While Laurie worked, Joni finished her drink. Batchelder took her glass and poured her some more Scotch.
“We’ll work with
the neutral background first,” Batchelder said. He pulled a sheet of light-gray paper down from a roller that hung on one wall of the studio. “Just step over there and let us see what you think might be effective poses.”
Joni handed her glass to Muriel and walked out in front of the gray background. Batchelder’s two lighting men switched on powerful lights.
Suddenly the situation struck Joni. She was standing in front of the photographer and his assistant, her agent, the makeup girl, and two lighting technicians. She was naked. Six clothed people were staring at her. Her mouth dried up. For an instant she felt as if she might lose her balance.
She stared down at herself. It had seemed so cute to trim her dark pubic hair and not allow a thick bush to grow over her crotch. Now the piercing lights exhibited her pudenda and even outlined the dark stripe of her cleft.
Batchelder’s assistant began to shoot pictures with a Rolleiflex twin-lens reflex camera.
“How do you want to pose, Joni?” Batchelder asked.
She recovered a little and raised her hands to clasp them behind her head.
“I love it,” said Batchelder, “but that’s a little too bold for the magazine. Let’s turn to your left. Turn . . . a little more. Now bring your hands down. Now look back over your shoulder. Hey!”
He went to the big camera, hooded himself with the black cloth, and studied the image she was making on the ground glass. He began to order changes in the lighting.

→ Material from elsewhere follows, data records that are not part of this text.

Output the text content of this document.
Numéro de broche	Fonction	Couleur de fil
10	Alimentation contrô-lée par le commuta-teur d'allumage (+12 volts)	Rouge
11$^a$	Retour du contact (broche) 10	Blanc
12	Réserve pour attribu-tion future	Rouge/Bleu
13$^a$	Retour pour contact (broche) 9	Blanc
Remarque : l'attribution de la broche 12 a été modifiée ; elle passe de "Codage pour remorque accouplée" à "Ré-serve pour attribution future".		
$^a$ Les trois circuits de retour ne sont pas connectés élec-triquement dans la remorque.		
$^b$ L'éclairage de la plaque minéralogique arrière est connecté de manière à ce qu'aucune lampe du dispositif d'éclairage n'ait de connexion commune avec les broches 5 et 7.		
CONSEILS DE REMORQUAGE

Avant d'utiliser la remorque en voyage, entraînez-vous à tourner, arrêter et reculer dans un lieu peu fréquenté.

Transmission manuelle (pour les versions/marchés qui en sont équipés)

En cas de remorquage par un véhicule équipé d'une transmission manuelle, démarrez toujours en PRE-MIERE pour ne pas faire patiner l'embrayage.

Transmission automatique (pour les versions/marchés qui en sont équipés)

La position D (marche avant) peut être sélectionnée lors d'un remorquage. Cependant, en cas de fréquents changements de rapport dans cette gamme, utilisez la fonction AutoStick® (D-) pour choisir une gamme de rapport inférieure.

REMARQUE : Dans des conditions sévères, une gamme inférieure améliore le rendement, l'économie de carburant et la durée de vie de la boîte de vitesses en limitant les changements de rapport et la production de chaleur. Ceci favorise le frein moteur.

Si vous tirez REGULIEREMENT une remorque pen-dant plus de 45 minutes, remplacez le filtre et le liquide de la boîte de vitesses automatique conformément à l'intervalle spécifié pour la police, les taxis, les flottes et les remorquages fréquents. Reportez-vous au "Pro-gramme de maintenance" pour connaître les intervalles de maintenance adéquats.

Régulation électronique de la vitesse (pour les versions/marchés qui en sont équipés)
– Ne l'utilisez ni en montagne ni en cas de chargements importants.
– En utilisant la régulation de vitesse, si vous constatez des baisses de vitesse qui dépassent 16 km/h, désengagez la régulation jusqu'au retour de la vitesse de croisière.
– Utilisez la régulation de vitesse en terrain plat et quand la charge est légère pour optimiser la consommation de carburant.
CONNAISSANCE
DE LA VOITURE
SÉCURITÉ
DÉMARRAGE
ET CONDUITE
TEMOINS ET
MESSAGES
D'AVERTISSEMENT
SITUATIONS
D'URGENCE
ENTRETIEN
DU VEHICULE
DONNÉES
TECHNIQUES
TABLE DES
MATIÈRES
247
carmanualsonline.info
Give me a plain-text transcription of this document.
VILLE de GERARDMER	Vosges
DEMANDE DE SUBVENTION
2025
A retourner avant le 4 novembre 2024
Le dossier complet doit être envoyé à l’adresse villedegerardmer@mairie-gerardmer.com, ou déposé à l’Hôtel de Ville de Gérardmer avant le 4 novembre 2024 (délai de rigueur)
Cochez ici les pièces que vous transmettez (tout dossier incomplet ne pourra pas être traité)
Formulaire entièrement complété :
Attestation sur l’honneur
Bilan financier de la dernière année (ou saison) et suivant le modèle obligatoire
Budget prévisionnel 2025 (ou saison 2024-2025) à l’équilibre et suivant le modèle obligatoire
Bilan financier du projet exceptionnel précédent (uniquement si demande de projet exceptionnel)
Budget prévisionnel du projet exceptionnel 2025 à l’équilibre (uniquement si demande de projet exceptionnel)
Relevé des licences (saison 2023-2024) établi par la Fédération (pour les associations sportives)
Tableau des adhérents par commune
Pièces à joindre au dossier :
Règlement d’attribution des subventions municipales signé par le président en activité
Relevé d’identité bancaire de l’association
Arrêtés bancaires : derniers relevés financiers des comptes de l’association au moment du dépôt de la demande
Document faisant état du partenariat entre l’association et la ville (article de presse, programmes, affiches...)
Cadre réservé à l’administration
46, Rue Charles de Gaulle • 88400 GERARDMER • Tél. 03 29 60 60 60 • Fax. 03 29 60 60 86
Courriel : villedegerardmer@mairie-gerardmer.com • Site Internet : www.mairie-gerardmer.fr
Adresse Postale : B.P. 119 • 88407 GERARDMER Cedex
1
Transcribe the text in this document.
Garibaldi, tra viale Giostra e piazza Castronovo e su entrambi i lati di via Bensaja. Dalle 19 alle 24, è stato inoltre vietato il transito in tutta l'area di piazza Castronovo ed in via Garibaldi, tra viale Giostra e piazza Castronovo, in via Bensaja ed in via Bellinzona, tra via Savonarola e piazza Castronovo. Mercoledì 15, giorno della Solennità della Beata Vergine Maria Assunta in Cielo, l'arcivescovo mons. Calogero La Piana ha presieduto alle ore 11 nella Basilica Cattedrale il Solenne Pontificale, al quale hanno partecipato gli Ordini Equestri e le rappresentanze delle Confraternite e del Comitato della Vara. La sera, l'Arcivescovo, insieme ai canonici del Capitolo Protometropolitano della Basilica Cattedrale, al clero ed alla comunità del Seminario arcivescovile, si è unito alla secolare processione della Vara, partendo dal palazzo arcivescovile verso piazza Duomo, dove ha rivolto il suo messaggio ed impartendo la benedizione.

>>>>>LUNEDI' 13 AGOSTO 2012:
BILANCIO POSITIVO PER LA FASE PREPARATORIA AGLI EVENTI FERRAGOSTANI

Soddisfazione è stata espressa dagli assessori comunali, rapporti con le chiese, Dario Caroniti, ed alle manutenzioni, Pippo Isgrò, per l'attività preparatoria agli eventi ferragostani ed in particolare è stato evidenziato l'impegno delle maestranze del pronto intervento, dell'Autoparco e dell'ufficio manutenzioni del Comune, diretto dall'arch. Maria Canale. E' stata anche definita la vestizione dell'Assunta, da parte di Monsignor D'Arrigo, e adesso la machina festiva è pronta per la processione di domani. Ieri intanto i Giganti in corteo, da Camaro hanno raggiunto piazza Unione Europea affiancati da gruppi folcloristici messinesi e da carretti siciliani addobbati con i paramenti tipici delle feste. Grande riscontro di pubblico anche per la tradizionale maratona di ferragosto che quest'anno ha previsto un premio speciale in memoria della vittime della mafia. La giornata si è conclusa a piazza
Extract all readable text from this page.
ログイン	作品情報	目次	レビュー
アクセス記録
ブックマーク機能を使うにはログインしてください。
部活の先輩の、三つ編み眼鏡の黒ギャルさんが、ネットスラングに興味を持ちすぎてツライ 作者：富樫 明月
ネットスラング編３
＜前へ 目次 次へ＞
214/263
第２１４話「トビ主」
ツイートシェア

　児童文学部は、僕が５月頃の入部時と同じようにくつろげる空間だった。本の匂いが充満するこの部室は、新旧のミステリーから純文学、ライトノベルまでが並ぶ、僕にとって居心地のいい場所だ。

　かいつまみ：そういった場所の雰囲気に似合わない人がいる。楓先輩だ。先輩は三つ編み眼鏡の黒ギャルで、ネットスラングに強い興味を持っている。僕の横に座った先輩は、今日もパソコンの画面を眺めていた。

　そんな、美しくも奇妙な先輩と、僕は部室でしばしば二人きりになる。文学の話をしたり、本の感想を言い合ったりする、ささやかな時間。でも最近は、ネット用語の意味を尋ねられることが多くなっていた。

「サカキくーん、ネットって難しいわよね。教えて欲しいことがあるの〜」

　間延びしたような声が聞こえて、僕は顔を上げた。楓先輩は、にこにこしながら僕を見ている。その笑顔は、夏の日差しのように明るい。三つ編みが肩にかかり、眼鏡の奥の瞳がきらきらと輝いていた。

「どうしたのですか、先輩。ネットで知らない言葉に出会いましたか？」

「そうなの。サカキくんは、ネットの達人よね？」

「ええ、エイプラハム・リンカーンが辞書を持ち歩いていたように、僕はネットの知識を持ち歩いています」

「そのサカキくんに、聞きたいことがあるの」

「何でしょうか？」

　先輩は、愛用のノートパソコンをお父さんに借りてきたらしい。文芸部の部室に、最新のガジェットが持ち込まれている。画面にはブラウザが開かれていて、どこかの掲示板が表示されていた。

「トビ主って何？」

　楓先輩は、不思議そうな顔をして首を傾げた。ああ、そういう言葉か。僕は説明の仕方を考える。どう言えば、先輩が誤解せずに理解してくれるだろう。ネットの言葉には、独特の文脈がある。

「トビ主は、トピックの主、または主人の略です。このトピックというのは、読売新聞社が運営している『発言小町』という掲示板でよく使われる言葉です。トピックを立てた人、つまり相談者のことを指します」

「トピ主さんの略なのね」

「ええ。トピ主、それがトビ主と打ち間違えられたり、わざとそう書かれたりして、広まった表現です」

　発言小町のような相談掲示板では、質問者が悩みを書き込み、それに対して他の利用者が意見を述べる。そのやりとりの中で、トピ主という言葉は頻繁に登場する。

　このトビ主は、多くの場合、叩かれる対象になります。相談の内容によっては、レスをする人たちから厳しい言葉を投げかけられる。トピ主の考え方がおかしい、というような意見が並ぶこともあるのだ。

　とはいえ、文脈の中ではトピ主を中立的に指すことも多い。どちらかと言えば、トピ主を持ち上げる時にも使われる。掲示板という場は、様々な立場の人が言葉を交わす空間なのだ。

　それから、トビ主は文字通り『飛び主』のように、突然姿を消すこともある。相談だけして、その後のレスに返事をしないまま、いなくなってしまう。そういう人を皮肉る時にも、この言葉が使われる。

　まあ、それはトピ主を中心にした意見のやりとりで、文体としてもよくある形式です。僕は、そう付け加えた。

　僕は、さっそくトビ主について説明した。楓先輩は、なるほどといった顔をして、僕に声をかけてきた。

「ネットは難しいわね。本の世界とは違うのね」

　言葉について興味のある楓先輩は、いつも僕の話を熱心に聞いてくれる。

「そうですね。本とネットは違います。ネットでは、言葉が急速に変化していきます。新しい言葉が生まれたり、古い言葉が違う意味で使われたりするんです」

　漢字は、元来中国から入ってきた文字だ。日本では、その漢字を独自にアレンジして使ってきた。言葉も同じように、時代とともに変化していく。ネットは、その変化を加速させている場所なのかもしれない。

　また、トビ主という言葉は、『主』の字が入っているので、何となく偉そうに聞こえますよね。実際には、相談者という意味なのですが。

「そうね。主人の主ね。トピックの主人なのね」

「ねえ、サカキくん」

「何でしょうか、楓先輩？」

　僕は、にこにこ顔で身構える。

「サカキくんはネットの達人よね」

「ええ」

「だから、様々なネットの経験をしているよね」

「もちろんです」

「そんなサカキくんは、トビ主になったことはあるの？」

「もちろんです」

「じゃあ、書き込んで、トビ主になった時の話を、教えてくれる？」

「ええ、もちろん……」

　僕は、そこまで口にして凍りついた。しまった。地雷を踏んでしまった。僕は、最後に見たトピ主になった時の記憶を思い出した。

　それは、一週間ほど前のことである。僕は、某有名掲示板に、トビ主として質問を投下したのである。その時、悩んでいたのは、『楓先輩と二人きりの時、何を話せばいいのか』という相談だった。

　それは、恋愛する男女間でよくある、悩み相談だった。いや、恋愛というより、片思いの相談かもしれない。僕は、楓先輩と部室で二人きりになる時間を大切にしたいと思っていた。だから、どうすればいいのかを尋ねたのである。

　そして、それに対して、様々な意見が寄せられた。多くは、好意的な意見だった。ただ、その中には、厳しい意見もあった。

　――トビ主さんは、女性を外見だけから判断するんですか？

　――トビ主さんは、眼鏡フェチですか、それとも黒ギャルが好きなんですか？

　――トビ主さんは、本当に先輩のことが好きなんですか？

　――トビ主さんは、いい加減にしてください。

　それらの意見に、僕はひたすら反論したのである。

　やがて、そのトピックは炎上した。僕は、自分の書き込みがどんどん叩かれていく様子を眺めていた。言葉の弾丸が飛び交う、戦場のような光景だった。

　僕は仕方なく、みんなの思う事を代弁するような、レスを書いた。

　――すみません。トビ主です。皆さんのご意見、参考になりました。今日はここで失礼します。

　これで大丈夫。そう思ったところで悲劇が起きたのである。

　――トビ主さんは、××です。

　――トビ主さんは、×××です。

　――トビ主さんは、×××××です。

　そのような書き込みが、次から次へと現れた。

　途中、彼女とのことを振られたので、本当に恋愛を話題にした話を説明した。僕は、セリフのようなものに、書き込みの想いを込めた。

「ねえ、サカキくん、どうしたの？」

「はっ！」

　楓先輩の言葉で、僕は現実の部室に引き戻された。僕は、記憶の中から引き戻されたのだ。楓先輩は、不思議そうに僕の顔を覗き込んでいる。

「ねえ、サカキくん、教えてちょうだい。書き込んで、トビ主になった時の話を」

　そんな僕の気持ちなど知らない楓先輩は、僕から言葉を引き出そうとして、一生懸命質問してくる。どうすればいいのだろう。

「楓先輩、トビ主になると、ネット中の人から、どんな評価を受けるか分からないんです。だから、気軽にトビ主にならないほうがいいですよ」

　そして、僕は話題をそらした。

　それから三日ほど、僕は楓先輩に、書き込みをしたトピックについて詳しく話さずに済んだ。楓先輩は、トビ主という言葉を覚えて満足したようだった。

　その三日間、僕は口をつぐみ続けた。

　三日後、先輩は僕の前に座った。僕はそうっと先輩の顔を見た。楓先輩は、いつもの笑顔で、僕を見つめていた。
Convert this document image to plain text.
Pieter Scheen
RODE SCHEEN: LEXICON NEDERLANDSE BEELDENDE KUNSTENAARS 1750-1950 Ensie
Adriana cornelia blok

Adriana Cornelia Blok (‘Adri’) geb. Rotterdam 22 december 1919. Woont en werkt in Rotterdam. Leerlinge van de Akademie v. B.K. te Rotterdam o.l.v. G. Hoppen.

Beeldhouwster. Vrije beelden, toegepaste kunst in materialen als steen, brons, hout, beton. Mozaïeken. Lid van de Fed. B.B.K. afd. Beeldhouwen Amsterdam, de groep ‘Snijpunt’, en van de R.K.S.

They spent three-quarters of an hour shooting pictures that would show the profile of Joni’s left breast and all of her backside while she looked over her shoulder with various expressions that Batchelder suggested.
They sipped at a new round of drinks. Laurie patted Joni with Kleenex, to remove the sweat from her skin.
In the pictures they agreed to submit to Playboy, Joni was sitting on an antique wire chair, the kind that had been common in soda fountains in past decades. The neutral background had been turned dark maroon by floodlights, which dramatized the outline of her brightly lighted body. She was completely naked, but her right heel rested on one of the wire rungs of the chair, raising her right leg high enough to cover her pubic area. She clasped her hands behind her neck and lifted her chin. Her eyes were turned up and to the right. She smiled. Her lips were parted, showing her teeth. She looked young and fresh, proud and joyful—and maybe a little defiant. Even so, something subtle in her expression also revealed that she was more than a little embarrassed.